As VP of IT Global Applications at Symantec, Sheri Rhodes is primarily responsible for leading application services, from sustaining and monitoring, to development. She has grown her team, which sits within the company’s 900 person IT department, from 40 to 300 in just two years. As a part of our ongoing “IT Visionaries” series, Rhodes shares how they are driving development at Symantec and the tools they are using to do so.
1. What was the catalyst for the 700% growth of your team?
We were 95% outsourced and made a conscious decision to drive development and change within IT using internal resources, so we brought development, design, and the related roles and functions back in house. Our goal was to be more agile and add more business value, as well as stay better connected to our stakeholders. The definition of value is in constant motion and it should be. Being aligned with the business is extremely important as IT evolves its services.
2. What are some of the solutions you are building on the Salesforce1 Platform?
There are five applications that we’ve developed on Force.com: A custom sales app to understand the data driven pipeline and where we are from a potential opportunities standpoint. We’ve built an app to manage our discounting strategy. On the IT services side, we have end user support sites, where you can go in and get your device questions and problems addressed. We built an application to track the types of inquiries we’re resolving to allow for improved on-site ticket management. And we have an app that we use for rebate payment tracking and processing.
3. What are the benefits of building applications using PaaS?
Building applications from scratch can sometimes be daunting, not just from a systems perspective, but from a user perspective. The reason I like Platform-as-a-Service (PaaS), and the Salesforce1 Platform specifically, is because the foundational aspects of the application stack already exist. You have standard structures and flows out of the box. And then it comes down to building on those. When you’re developing custom apps, you must have your end process nailed to a very granular level to be successful. Otherwise you’ll spin on topics.
4. How are you leveraging mobile?
Mobility has been a big play for us. It’s all about adoption and if you can drive adoption by making the application or service you’re offering more consumable, that’s going to reduce the need for application proliferation in other areas. People aren’t going to seek out endpoint solutions if they know they can go to a key cornerstone service and get the majority of their needs taken care of. It’s not always just feature and function driven. It’s also about accessing the application from anywhere, which is why mobility is so important.
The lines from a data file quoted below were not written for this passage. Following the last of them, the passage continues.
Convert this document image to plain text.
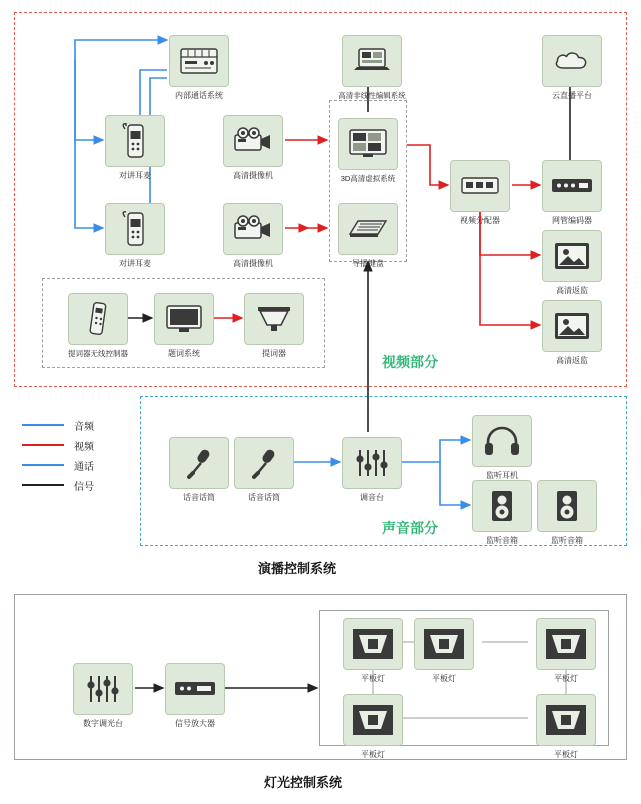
内部通话系统
对讲耳麦
对讲耳麦
高清摄像机
高清摄像机
3D高清虚拟系统
导播键盘
高清非线性编辑系统	云直播平台
视频分配器	网管编码器
高清返监
高清返监
提词器无线控制器	题词系统	提词器
话音话筒	话音话筒	调音台
监听耳机
监听音箱	监听音箱
数字调光台	信号放大器
平板灯	平板灯	平板灯
平板灯	平板灯
视频部分
声音部分
演播控制系统
灯光控制系统
音频
视频
通话
信号
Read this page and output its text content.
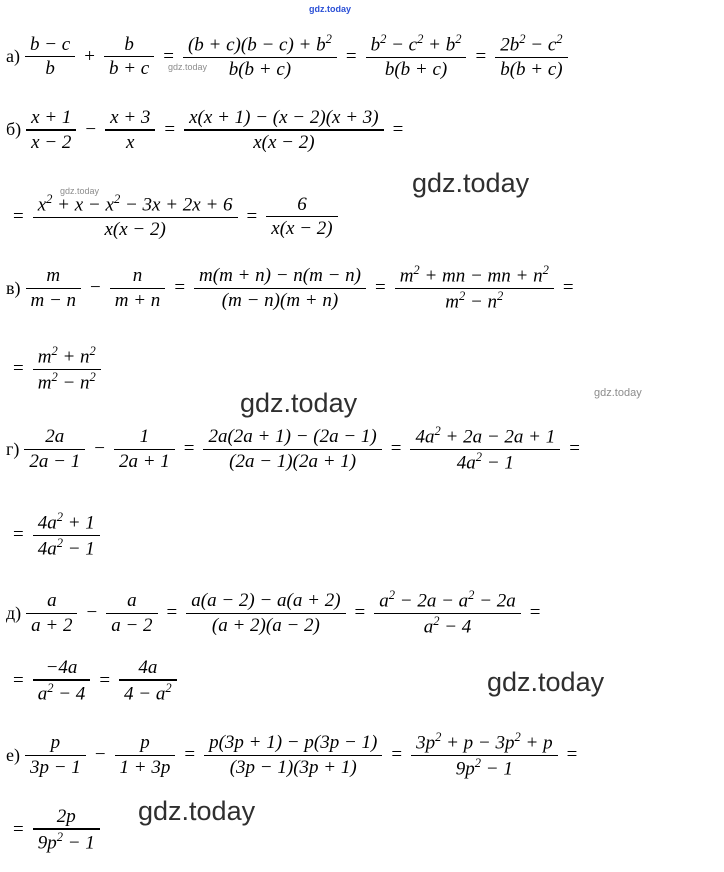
gdz.today
gdz.today
gdz.today	gdz.today
gdz.today	gdz.today
gdz.today
gdz.today
$а) \frac{b - c}{b} + \frac{b}{b + c} = \frac{(b + c)(b - c) + b^2}{b(b + c)} = \frac{b^2 - c^2 + b^2}{b(b + c)} = \frac{2b^2 - c^2}{b(b + c)}$
$б) \frac{x + 1}{x - 2} - \frac{x + 3}{x} = \frac{x(x + 1) - (x - 2)(x + 3)}{x(x - 2)}$ =
= $\frac{x^2 + x - x^2 - 3x + 2x + 6}{x(x - 2)} = \frac{6}{x(x - 2)}$
$в) \frac{m}{m - n} - \frac{n}{m + n} = \frac{m(m + n) - n(m - n)}{(m - n)(m + n)} = \frac{m^2 + mn - mn + n^2}{m^2 - n^2}$ =
= $\frac{m^2 + n^2}{m^2 - n^2}$
$г) \frac{2a}{2a - 1} - \frac{1}{2a + 1} = \frac{2a(2a + 1) - (2a - 1)}{(2a - 1)(2a + 1)} = \frac{4a^2 + 2a - 2a + 1}{4a^2 - 1}$ =
= $\frac{4a^2 + 1}{4a^2 - 1}$
$д) \frac{a}{a + 2} - \frac{a}{a - 2} = \frac{a(a - 2) - a(a + 2)}{(a + 2)(a - 2)} = \frac{a^2 - 2a - a^2 - 2a}{a^2 - 4}$ =
= $\frac{-4a}{a^2 - 4} = \frac{4a}{4 - a^2}$
$е) \frac{p}{3p - 1} - \frac{p}{1 + 3p} = \frac{p(3p + 1) - p(3p - 1)}{(3p - 1)(3p + 1)} = \frac{3p^2 + p - 3p^2 + p}{9p^2 - 1}$ =
= $\frac{2p}{9p^2 - 1}$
5. What are your big IT initiatives going forward?
In today’s environment you have highly integrated ecosystems that talk to multiple services or apps, so maintaining resiliency across that whole footprint is very important. Rationalizing and modernizing the portfolio is also key. That’s one of the reasons we’ve driven more to cornerstone applications. Because a particular solution can go deep, but when they can go deep and wide -- as far as having the ability to do many functions -- it’s very useful. This is what you see with some of the PaaS offerings and larger cloud solutions. These were disparate functions in the past.
6. How do you go about introducing new technology to your IT team?
It’s about understanding the kind of problem we’re trying to solve and then relating that technology and how it’s going to add value or solve the problem. And we always come to the table with options. We’ve found that it is received more positively that way. We build a lot of proof of concepts (POCs) that we test in our Force.com sandboxes. Understanding what is native or inherent to the application being offered is key. We can do that through POCs or demos. Once we’ve selected a technology, conducting conference room pilots is also part of the strategy.
7. What’s your advice for other IT leaders considering a cloud platform?
When waterfall was very popular, I think we all learned the do’s and don'ts of a very linear approach. Iteration can be extremely valuable for high touch, high demand features and functions. So be sure to identify your stakeholders early on so you have a cohesive team to move each project forward. The earlier the user engagement happens, the better. And reach out to the greater PaaS community. What other customers are doing on cloud platforms is readily available. Take advantage of the user and developer community. They will talk about what worked and what didn’t.